Friday, July 08, 2016
What Syracuse's AD means for BC
While hiring someone without any previous Athletic Department experience comes with risk, I applaud Syracuse for trying something new. Although non-traditional names were floated after GDF, Brad Bates was a safe and traditional candidate. The jury is still out on his success, but it seems pretty clear he is not going to make any major changes while in charge nor take any big risk. I hope that BC soon reaches a level of stability, so that when it comes time to replace Bates, BC can look beyond the traditional and make a hire like Syracuse just did.
Friday, February 03, 2012
Syracuse officially in Atlantic Division
For football this is great. BC's history with Syracuse is long and meaningful to older fans and Alumni. We were scheduled to play them over the next decade so this doesn't dramatically increase the difficulty of our schedule. When it was a non-conference game, it was designed to be the final regular season game for both teams. Now that it is a conference game, that matchup can be guaranteed. The expansion also means the ACC regular season will expand to nine games too. That's a mixed blessing for BC fans. We will now have more meaningful games, but fewer opportunities for exciting non-conference games. BC also keeps Virginia Tech as its permanent cross-division game.
Basketball will now play Syracuse twice every year. All the other schools will rotated in a tiered basis. We will not play Miami and Virginia Tech twice every year. This schedule will help interest but will hurt BC's chances to pad our win total. Despite their recent successes, I think playing Miami and VT twice in hoops annually was going to be beneficial to BC. I have doubt about either school ever becoming dominant powers in hoops. Now we will play a more balanced schedule ACC schedule, which will probably be harder.
Sunday, September 18, 2011
ACC expansion: BC's world just got bigger and smaller
How BC's world got bigger.
No one knows when or how this evolution of the conferences will all stop. But everyone predicts a few Super Conferences will control everything. With the ACC expanding to 14, the conference has solidified its position among the power players. As a member in good standing and located in a Top 10 TV market, BC is assured a seat at the table. If the Super Conferences break away from the NCAA, we will be part of it. A playoff? The ACC will have access. As long as the BCS is around, we will be in position there too.

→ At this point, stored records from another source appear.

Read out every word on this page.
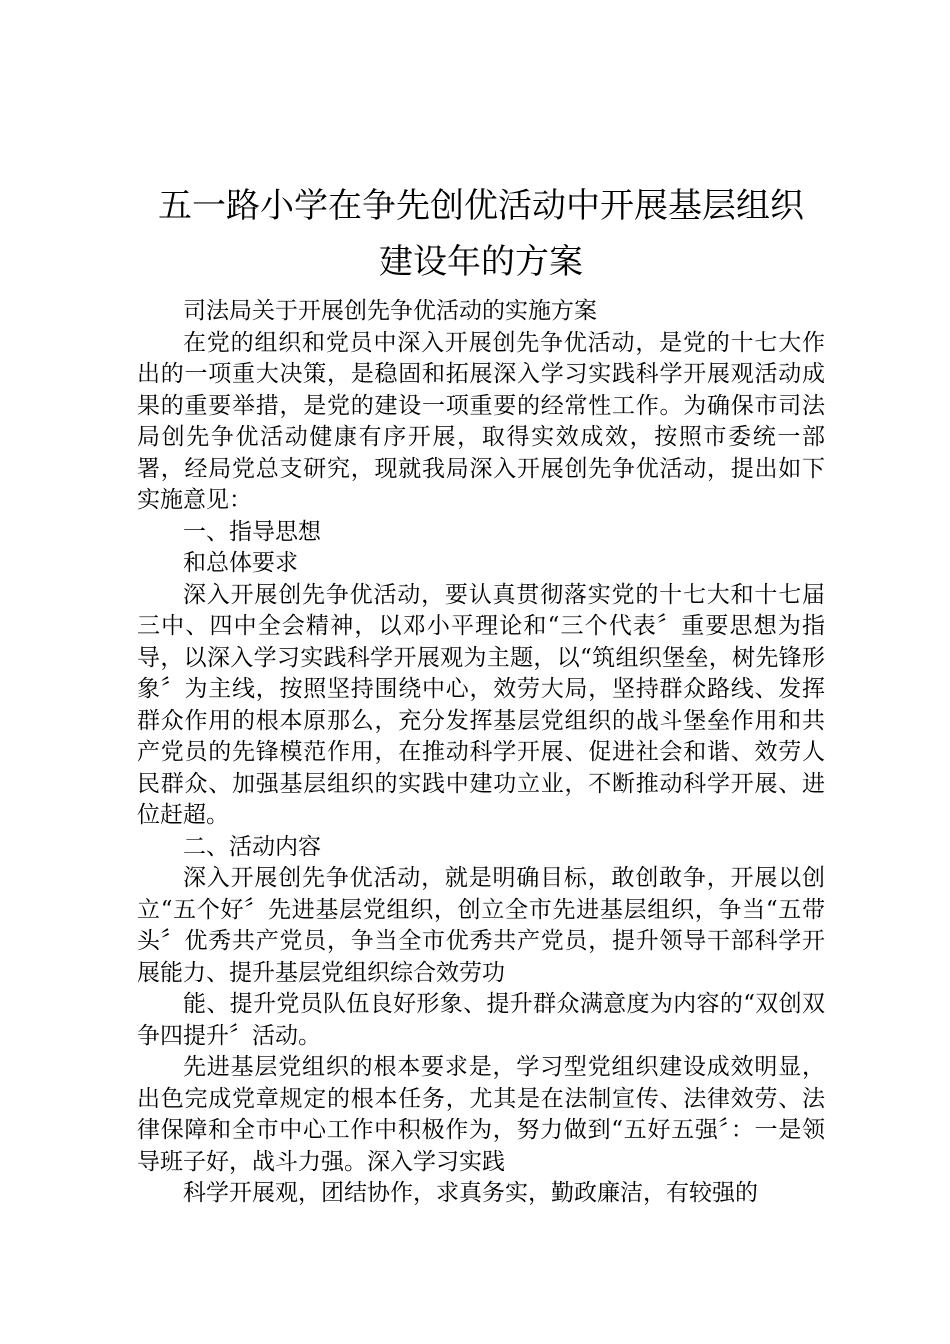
五一路小学在争先创优活动中开展基层组织
建设年的方案

司法局关于开展创先争优活动的实施方案

在党的组织和党员中深入开展创先争优活动，是党的十七大作出的一项重大决策，是稳固和拓展深入学习实践科学开展观活动成果的重要举措，是党的建设一项重要的经常性工作。为确保市司法局创先争优活动健康有序开展，取得实效成效，按照市委统一部署，经局党总支研究，现就我局深入开展创先争优活动，提出如下实施意见：

一、指导思想

和总体要求

深入开展创先争优活动，要认真贯彻落实党的十七大和十七届三中、四中全会精神，以邓小平理论和“三个代表〞重要思想为指导，以深入学习实践科学开展观为主题，以“筑组织堡垒，树先锋形象〞为主线，按照坚持围绕中心，效劳大局，坚持群众路线、发挥群众作用的根本原那么，充分发挥基层党组织的战斗堡垒作用和共产党员的先锋模范作用，在推动科学开展、促进社会和谐、效劳人民群众、加强基层组织的实践中建功立业，不断推动科学开展、进位赶超。

二、活动内容

深入开展创先争优活动，就是明确目标，敢创敢争，开展以创立“五个好〞先进基层党组织，创立全市先进基层组织，争当“五带头〞优秀共产党员，争当全市优秀共产党员，提升领导干部科学开展能力、提升基层党组织综合效劳功

能、提升党员队伍良好形象、提升群众满意度为内容的“双创双争四提升〞活动。

先进基层党组织的根本要求是，学习型党组织建设成效明显，出色完成党章规定的根本任务，尤其是在法制宣传、法律效劳、法律保障和全市中心工作中积极作为，努力做到“五好五强〞：一是领导班子好，战斗力强。深入学习实践

科学开展观，团结协作，求真务实，勤政廉洁，有较强的
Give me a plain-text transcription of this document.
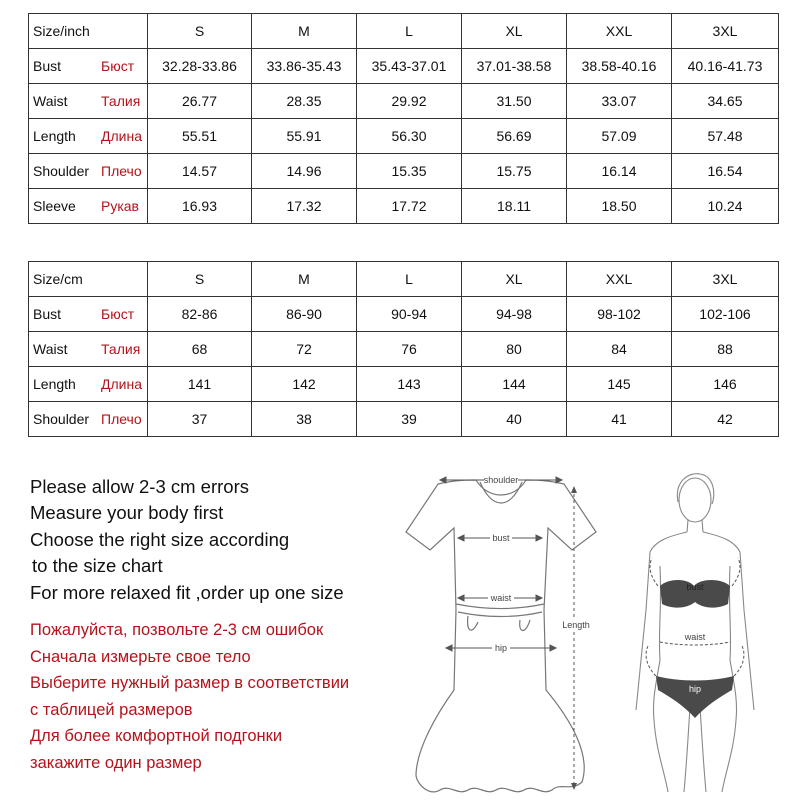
Size/inch	S	M	L	XL	XXL	3XL
Bust Бюст	32.28-33.86	33.86-35.43	35.43-37.01	37.01-38.58	38.58-40.16	40.16-41.73
Waist Талия	26.77	28.35	29.92	31.50	33.07	34.65
Length Длина	55.51	55.91	56.30	56.69	57.09	57.48
Shoulder Плечо	14.57	14.96	15.35	15.75	16.14	16.54
Sleeve Рукав	16.93	17.32	17.72	18.11	18.50	10.24
Size/cm	S	M	L	XL	XXL	3XL
Bust Бюст	82-86	86-90	90-94	94-98	98-102	102-106
Waist Талия	68	72	76	80	84	88
Length Длина	141	142	143	144	145	146
Shoulder Плечо	37	38	39	40	41	42
Please allow 2-3 cm errors
Measure your body first
Choose the right size according
to the size chart
For more relaxed fit ,order up one size
Пожалуйста, позвольте 2-3 см ошибок
Сначала измерьте свое тело
Выберите нужный размер в соответствии
с таблицей размеров
Для более комфортной подгонки
закажите один размер
shoulder
bust
waist
hip
Length
bust
waist
hip
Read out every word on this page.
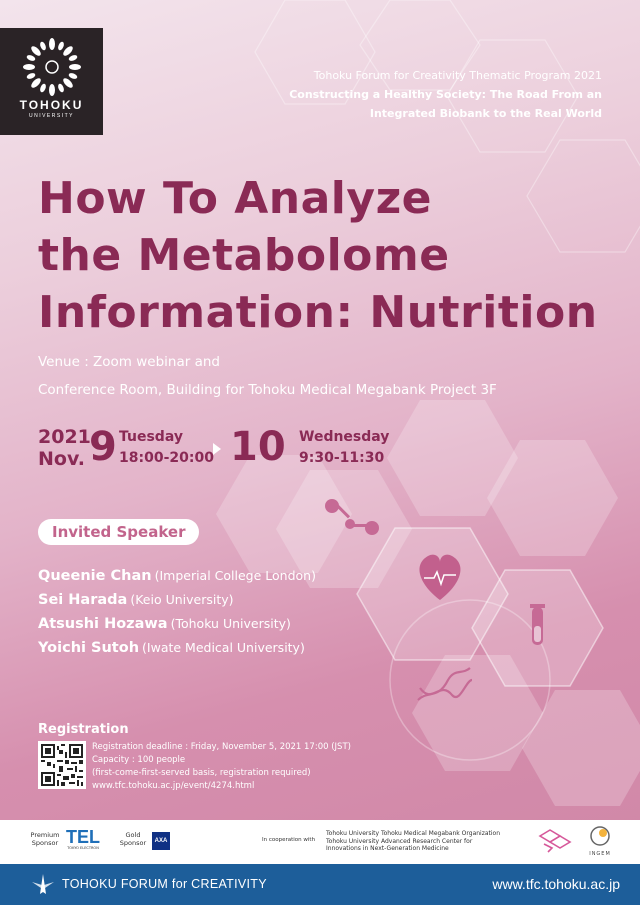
TOHOKU
UNIVERSITY
Tohoku Forum for Creativity Thematic Program 2021
Constructing a Healthy Society: The Road From an
Integrated Biobank to the Real World
How To Analyze
the Metabolome
Information: Nutrition
Venue : Zoom webinar and
Conference Room, Building for Tohoku Medical Megabank Project 3F
2021
Nov. 9 Tuesday
18:00-20:00 10 Wednesday
9:30-11:30
Invited Speaker
Queenie Chan (Imperial College London)
Sei Harada (Keio University)
Atsushi Hozawa (Tohoku University)
Yoichi Sutoh (Iwate Medical University)
Registration
Registration deadline : Friday, November 5, 2021 17:00 (JST)
Capacity : 100 people
(first-come-first-served basis, registration required)
www.tfc.tohoku.ac.jp/event/4274.html
Premium
Sponsor TEL
TOKYO ELECTRON
Gold
Sponsor	AXA	In cooperation with
Tohoku University Tohoku Medical Megabank Organization
Tohoku University Advanced Research Center for
Innovations in Next-Generation Medicine
INGEM
TOHOKU FORUM for CREATIVITY	www.tfc.tohoku.ac.jp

This will also mean an influx of TV money. These things are always about money. Once the Pac 12 hit the lottery with their TV deal and Texas got its own network, the ACC's once lucrative media contract seemed dated and small. The ACC knew their deal was below market. One of the triggers for a new deal was expansion. Now we can go back to ESPN and the other players and get a lot more money. And that means more money for BC too.
The ACC will probably get a TV network out of this. Did you want to watch all sorts of random BC sports? Get ready then because a lot of non-revenue sports programming would probably fill this channel.
This might also not be the end of this all. Our conference could very well expand to 16. If it does, then it BC isn't part of a conference any more. We'd be part of a cartel.
How our world gets small
Remember how the ACC move meant new rivalries and new locales? Well we will soon be in a conference with Pitt and Syracuse again. My prediction is that we will also be in some sort of division with them too. And if the ACC goes to 16 and goes to four pods/division/etc, we will certainly be clustered with former Big East members.
If the ACC gets its own network, that will mean even less coverage on the ESPN family of networks. While I would gladly trade ESPN3.com games for real TV, I think losing coverage on ESPN feels a little smaller. It means we are not getting the random eyeballs and general sports fans that always catch a game or two on ESPN.
Finally, this means more of a closed network. If we go to nine ACC games, add UMass to the schedule and keep the FCS team, that really only leaves one other out of conference game per year. That just means fewer unique opponents and fewer opportunities to travel to our fans in the midwest and west coast.
Bottom line
If things stay like this, the ACC is now an even better place for BC. The new money, old faces and closer geography all ease some of the lingering issues BC has had in the conference. It also provides stability and a conference of peers. Regardless of what happens on the field, the money and winnable conference will always give BC a chance to excel.